Soldyer! for syke thou arte ynn noble fraie,
I wylle thie goinges 'tende, & doe thou lede the waie.


And I don't have an online cite, but AFAIR (and medievalist mentions one too), enfouled turns up in the 11th or 12th century with regard to hunting with nets.

*g* Robert Hasenfratz, from whom I took my first History of the English Language course, and who taught me both Anglo-Saxon and more about how language really works than any one else I have ever met, used a trick very much like this one to illustrate a point he was making. Which is that English is not what you find in the grammar books or the dictionaries; it is the language as she is spoke, a living and breathing entity. And that "proper" English is a construct of the 18th and 19th centuries, a classist trick in which the upper echelon of society declared its own dialect "correct," imported a bunch of silly rules from Latin, and told everybody else they were doing it wrong.
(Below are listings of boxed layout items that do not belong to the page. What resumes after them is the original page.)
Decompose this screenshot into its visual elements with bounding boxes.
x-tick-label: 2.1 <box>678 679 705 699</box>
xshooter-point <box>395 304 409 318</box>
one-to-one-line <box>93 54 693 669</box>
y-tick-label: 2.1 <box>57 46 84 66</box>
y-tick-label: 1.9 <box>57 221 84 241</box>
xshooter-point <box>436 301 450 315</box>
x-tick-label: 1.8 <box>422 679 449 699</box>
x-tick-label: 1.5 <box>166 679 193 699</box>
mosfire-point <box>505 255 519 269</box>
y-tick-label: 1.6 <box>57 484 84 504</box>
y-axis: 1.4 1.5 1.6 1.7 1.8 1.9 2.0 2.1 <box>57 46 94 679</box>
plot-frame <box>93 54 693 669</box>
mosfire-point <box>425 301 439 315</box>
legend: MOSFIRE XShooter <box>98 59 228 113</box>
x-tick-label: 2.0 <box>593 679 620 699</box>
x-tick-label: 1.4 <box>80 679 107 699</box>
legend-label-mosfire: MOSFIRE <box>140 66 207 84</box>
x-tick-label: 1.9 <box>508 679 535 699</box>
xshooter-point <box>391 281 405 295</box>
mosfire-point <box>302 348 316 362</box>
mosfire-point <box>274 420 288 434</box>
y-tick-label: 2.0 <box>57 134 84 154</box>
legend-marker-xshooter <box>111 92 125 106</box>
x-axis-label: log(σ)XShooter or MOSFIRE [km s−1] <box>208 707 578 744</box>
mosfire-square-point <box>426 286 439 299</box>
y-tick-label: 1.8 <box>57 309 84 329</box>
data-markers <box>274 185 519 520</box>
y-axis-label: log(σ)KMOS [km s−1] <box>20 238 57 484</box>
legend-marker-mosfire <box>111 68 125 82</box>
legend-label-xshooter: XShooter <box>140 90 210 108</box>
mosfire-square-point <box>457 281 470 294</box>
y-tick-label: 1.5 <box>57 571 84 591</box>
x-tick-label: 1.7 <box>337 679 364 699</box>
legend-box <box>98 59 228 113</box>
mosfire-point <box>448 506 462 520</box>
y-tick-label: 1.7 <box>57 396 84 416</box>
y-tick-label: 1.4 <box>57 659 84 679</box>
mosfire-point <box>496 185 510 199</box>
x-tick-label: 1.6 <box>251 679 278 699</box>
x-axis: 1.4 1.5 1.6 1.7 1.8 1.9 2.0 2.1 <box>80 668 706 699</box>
So, from a linguistic point of view, split infinitives and the double negative as an intensifier are perfectly proper English.

This is a useful realization for the writer. Language is not a holy of holies. Well, no, I take that back. It is a holy of holies. But it is also a tool, and there is no reason that something can't be both at once.

But. It's a really handy thing to know when you are trying to learn how to surf the language. Which is one of the things that fiction is about.

Alas, this argument will not hold much water with your tenth grade grammar teacher. And one does, in the end of things, have to navigate consensus reality, which is kinder when one can moderate one's idiolect to suit the expectations of the listener. In other words, it's handy to be able to sound like an educated person for certain kinds of job interview. So this is the sort of practical knowledge that has to be managed, lest one fall afoul, so to speak, of the "would you rather be happy or would you rather be right?" rule.

But. This is important. One of the tools of effective writing is effective rhetoric, and one of the tools of effective rhetoric is managing connotation in addition to denotation. And connotation has layers. One of those layers has to do with being aware of other words evoked by the sound of the word one is using. (There's a scene in The Stratford Man in which I intentionally went through and worked in every single common English word I could manage that descended from the Latin raptus, without being silly about it. Rapt, rape, rapture, raptor...)

This stuff works subliminally. But it does work. It's important, and it informs quite heavily the sort of choices Samuel Clemens is talking about when he compares the right word to the almost-right word, as lightning to the lightning-bug.

In the comments to that last post, a number of people said they'd go with a more common word, such as entangled. A number of people (cleverly) pointed out that "fouled" is common nautical usage. What nobody mentioned is the resonances that "fouled" has. One, that it suggests foulness, with all those implications. Also, the extra syllable in "enfouled" passed unmentioned, and of course that unstressed syllable could be incredibly important for the prosody of a sentence, and how it fits into a paragraph, and how it reads.

(for those who suggested befouled: to me, (and according to my dictionary, which I have of course just extensively disproved the utility of) that word does not include the sense of "being entangled" and has rather a denotation of being "made dirty or foul." Rather than the suggestion of being fouled implied by "fouled" or "enfouled.") 

This is why I don't write as fast as I used to, by the way. Or one of the reasons. Because I am always bloody thinking about this stuff.

By the way, the example sentence doesn't exist in my WiP; it was just the thing I scribbled down in the poll box because I needed an example. So you'll have to wait to rewrite my actual prose until it's in print.